No, it really has to do with the quality of the manager and his understanding of what the management role means. I have already had to introduce so many good and bad tools or accompany them in their application. There are many managers who simply do it well, who find their way to lead well even with a bad tool. And then there are the others. A fool with a tool is still a fool. There is humanity. And if you don't want to see the good in renewal, you won't use it wisely. They are not born leaders, because they do not have the ability to pick up people and motivate them.

Today, it is impossible to imagine the HR environment without technology. SAP even goes so far as to say that we have finally reached a point where technology can offer everything that our people - our people - expect.
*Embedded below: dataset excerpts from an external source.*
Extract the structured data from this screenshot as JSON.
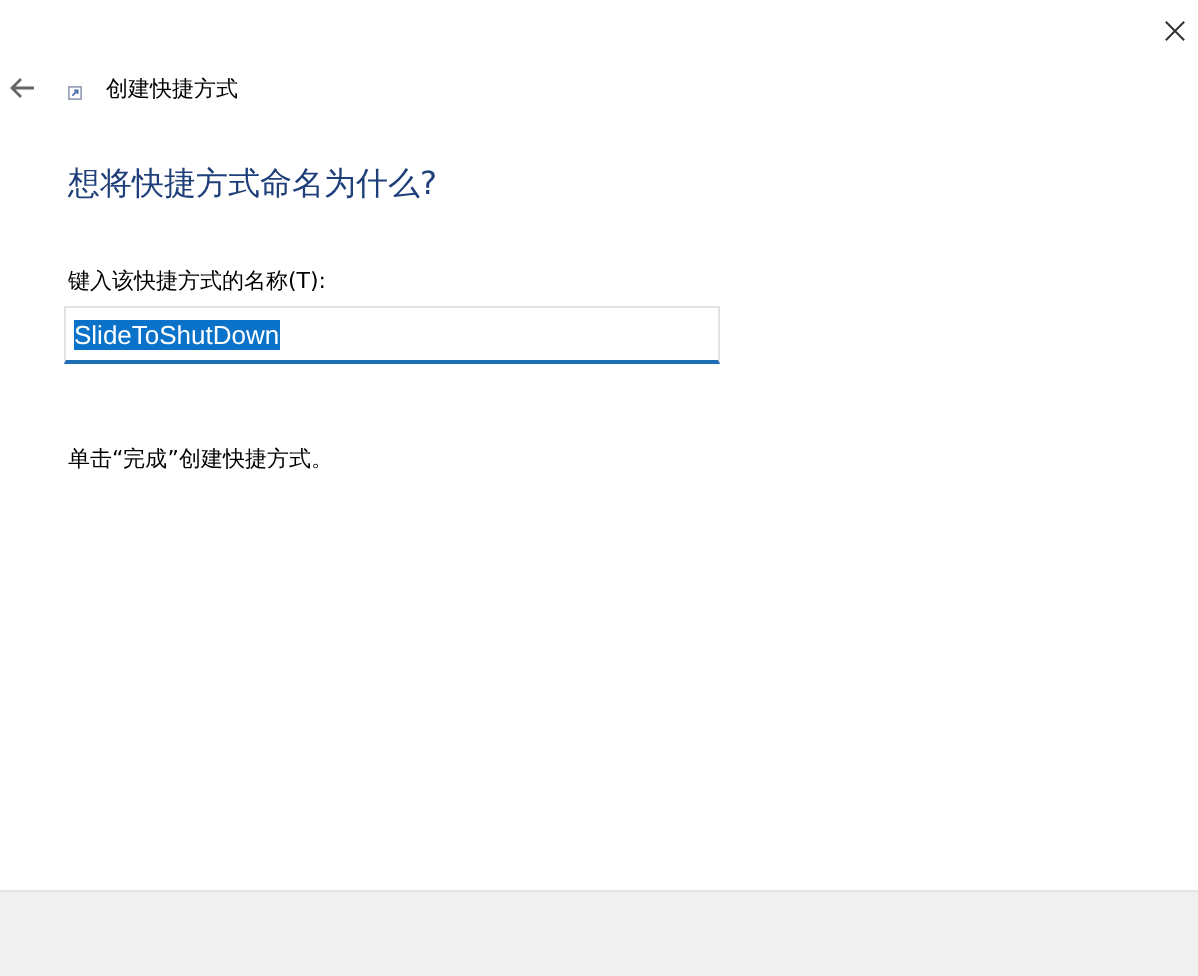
{
  "window": {
    "title": "创建快捷方式"
  },
  "heading": "想将快捷方式命名为什么?",
  "name_field": {
    "label": "键入该快捷方式的名称(T):",
    "value": "SlideToShutDown",
    "text_selected": true
  },
  "instruction": "单击“完成”创建快捷方式。"
}
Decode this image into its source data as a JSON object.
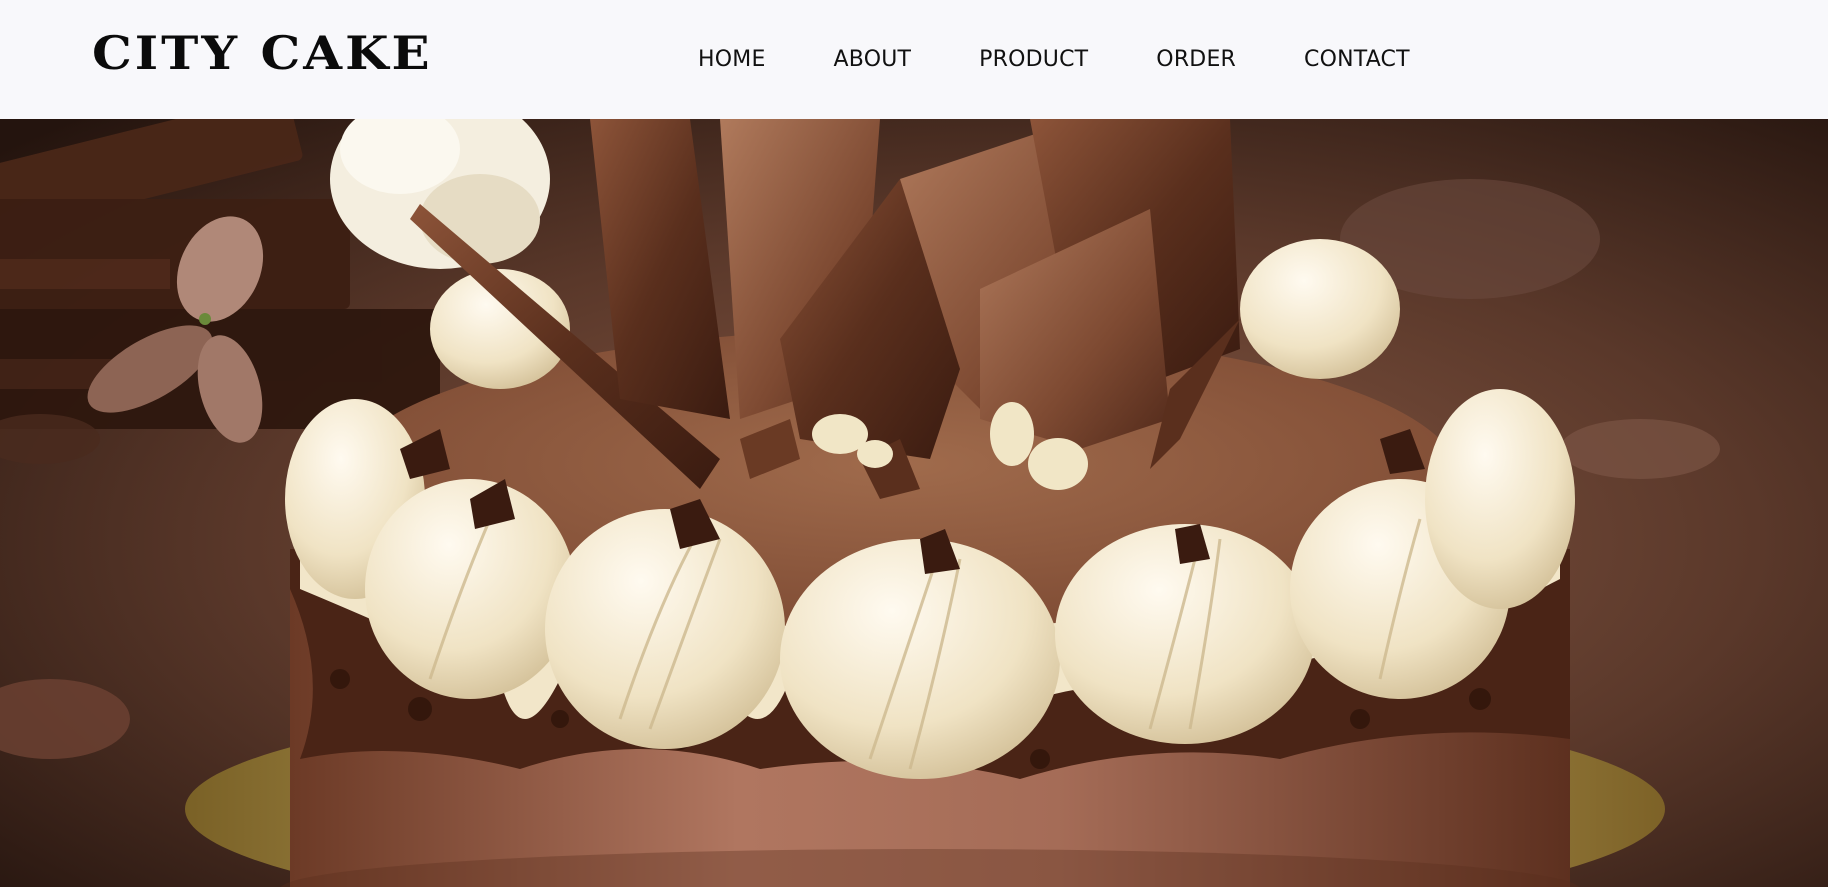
{
  "header": {
    "logo_text": "CITY CAKE"
  },
  "nav": {
    "items": [
      {
        "label": "HOME"
      },
      {
        "label": "ABOUT"
      },
      {
        "label": "PRODUCT"
      },
      {
        "label": "ORDER"
      },
      {
        "label": "CONTACT"
      }
    ]
  },
  "hero": {
    "image_subject": "chocolate cream cake",
    "colors": {
      "background_dark": "#2a1811",
      "chocolate": "#5a3220",
      "cream": "#f3ead2",
      "cocoa_top": "#9a6446",
      "gold_board": "#b89a4e"
    }
  }
}
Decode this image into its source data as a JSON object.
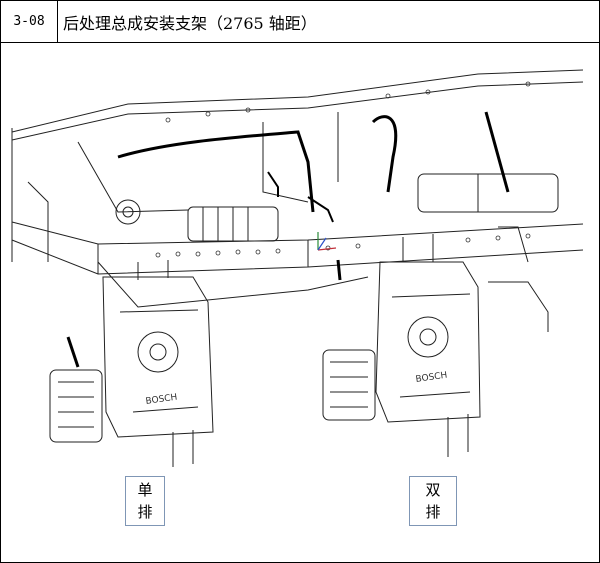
{
  "header": {
    "code": "3-08",
    "title": "后处理总成安装支架（2765 轴距）"
  },
  "drawing": {
    "brand_left": "BOSCH",
    "brand_right": "BOSCH"
  },
  "labels": {
    "single": [
      "单",
      "排"
    ],
    "double": [
      "双",
      "排"
    ]
  }
}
Is that the case, or where do we stand today in Germany in general with digitization in the HR environment?

I see huge opportunities there and no way around it. The possibilities are endless and very, very exciting. However, in the vast majority of cases, at least the ones I know in Germany, digitization is still about becoming seriously data-driven in the first place. That means using existing data not only for reporting purposes, but also to derive a strategic plan from it. The interesting thing about data and HR is that, unlike in finance or sales, it is always about people and people are not predictable. For example, employee surveys can look one way one month and completely different the next. This does not mean that the figures for one month are wrong, but that there are also human factors involved in the figures. And that's where the challenge lies: to take this seriously and to handle it accordingly. I believe the first step is to create this fundamental understanding of what data-driven HR actually means. Only then comes the second and more exciting part, namely what is meant by people analytics. Looking for linkages, dependencies and being open to what the numbers teach. Until about five years ago, HR people just thought they were so smart and knew best what people needed. Now we're talking to them too, engaging them and wanting to know "What do you really need?" And data-driven HR means learning from the numbers and being open to connections and linkages we may not even be aware of. Then applying the insights to be even more efficient is really exciting. But I don't know of any company in Germany that is already this far along.

Is this perhaps also due to the fact that IT skills and technical understanding are not very well developed in HR departments? We have often found that HR departments are quick to refer technical issues to the internal IT department, and that it is almost frowned upon to deal seriously and in detail with technology within HR.

Yes, I also believe that many HR employees lack an understanding of IT. They are perhaps also a little comfortable. After all, there is an IT department. But to be honest, I think we can no longer afford to wait until they have time for us. And especially for dealing with analytics and data, it is necessary to build up the skills internally in HR. That's why I've al-ways made sure in my recruiting that in the last 2 years I only hire HR people who either have strong IT skills or at least have an affinity for working with IT. In the future, there probably won't be an HR solution that isn't mapped to IT in some form. It may also come a bit late, especially if you look at the training for traditional HR employees in Germany, where the targeted teaching of IT and analytics skills has been lacking to date. So we have to take care of this ourselves and drive up-skilling in the HR department with high speed and priority. I don't know why this has generally received so little attention, even though everyone should have noticed that the future will go in this direction, or is already going in this direction. Perhaps there is also a bit of pride: "We are the people experts and that's exactly what we want to remain. But there are really good IT people who are also good at HR and vice versa. And we need to find them now. In addition, we should train them programmatically in the future. That's what I'm going to take with me and I'm going to work on getting HR training in Germany up to speed and setting some new requirements for it.